A School of Business advertising class placed fifth in a national competition last week after presenting an advertising campaign designed to combat underage drinking on college campuses.

The competition was hosted by the American Advertising Federation’s National Student Advertising Campaign. Contestants had 20 minutes to present their plan before a panel of judges and constructed a 32-page written plan.

Eighteen schools participated in the national competition, held in Crystal City, Va.. The GW class placed first at the district competition, which included schools from five other states.

“This was the culmination of all our work,” said 2009 graduate Andi Cross. “The whole process was so intense, and our hard work really paid off.”

The class of 14 began working on the project during the fall semester with their marketing professor, Dr. Lynda Maddox. She has taught the class for 20 years, and in the past five years, the GW teams have competed in the national competition three times.
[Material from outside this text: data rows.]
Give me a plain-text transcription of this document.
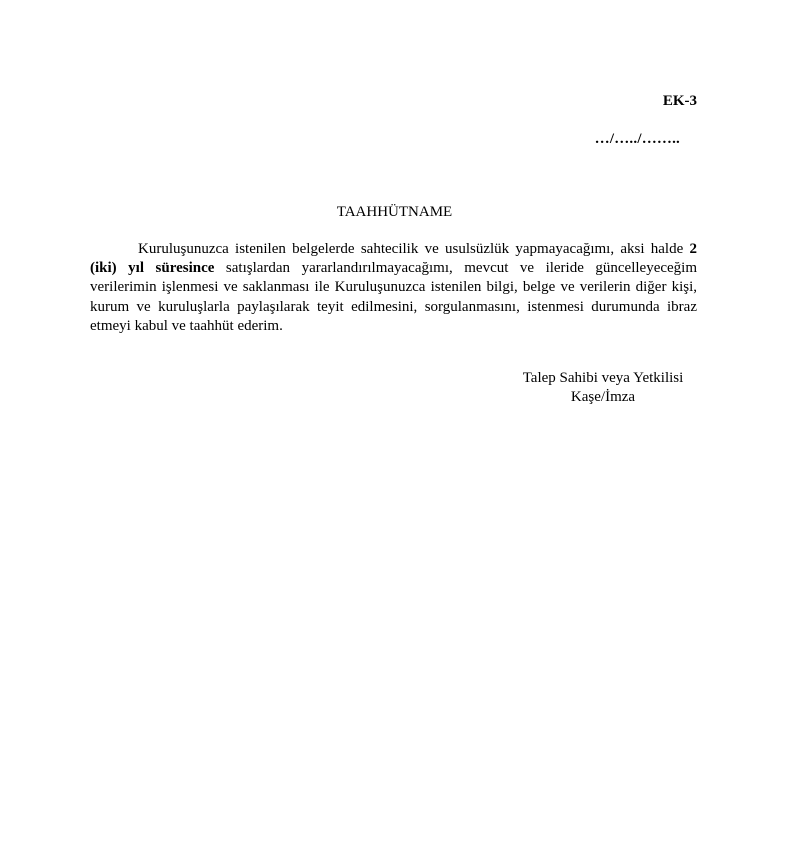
EK-3
…/…../……..
TAAHHÜTNAME

Kuruluşunuzca istenilen belgelerde sahtecilik ve usulsüzlük yapmayacağımı, aksi halde 2 (iki) yıl süresince satışlardan yararlandırılmayacağımı, mevcut ve ileride güncelleyeceğim verilerimin işlenmesi ve saklanması ile Kuruluşunuzca istenilen bilgi, belge ve verilerin diğer kişi, kurum ve kuruluşlarla paylaşılarak teyit edilmesini, sorgulanmasını, istenmesi durumunda ibraz etmeyi kabul ve taahhüt ederim.

Talep Sahibi veya Yetkilisi
Kaşe/İmza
The project was done in conjunction with the University’s advertising club, Capitol Advertising. Maddox said the camaraderie in the group this year made the team more successful.

“They really liked each other, and they worked as a team,” Maddox said. “This team maintained common respect and friendship that made them function as a team.”

Nationwide, students work on a different project every year chosen by AAF’s yearly sponsor. This year’s competition was sponsored by The Century Council, an organization that works to reduce drunk driving and underage drinking.

The theme for GW’s presentation was “You know. Be there.” The group’s research for the project included focus groups and surveys, which showed that 50 percent of students considered drinking less if a friend spoke to them about excessive alcohol consumption.

Kathryn Prescott, a 2009 graduate who helped present the proposal, said the campaign promotes friends looking out for each other so drinking on college campuses does not get out of hand.

The group proposed that message boards, a Web site, events, promotional gifts and corporate sponsorship be aimed in a friendly way at demographics that the group said were most likely to engage in unnecessary drinking, like those in Greek-letter life, athletes, and freshmen.

Maddox said ideas from different presentations are often later used in campaigns for the sponsor organization.

For the spring semester the class became its own advertising agency, Maddox said.

She said the course is not lecture based and has no exams. Instead, students present daily and then receive a critique. This format helps hone their communication skills.

“They learn advertising, marketing, critical thinking, management of information, oral communication and written communication,” Maddox said. “What they learn will stay with them and help them throughout their whole careers.”

Maddox, who competed in the same competition as a student at Pennsylvania State University, said she communicated with members of the class nearly 24 hours a day because in advertising the product “is never done and can always be better.”

“I love advertising and this was a good way to dive in and learn what I want to do,” Cross said.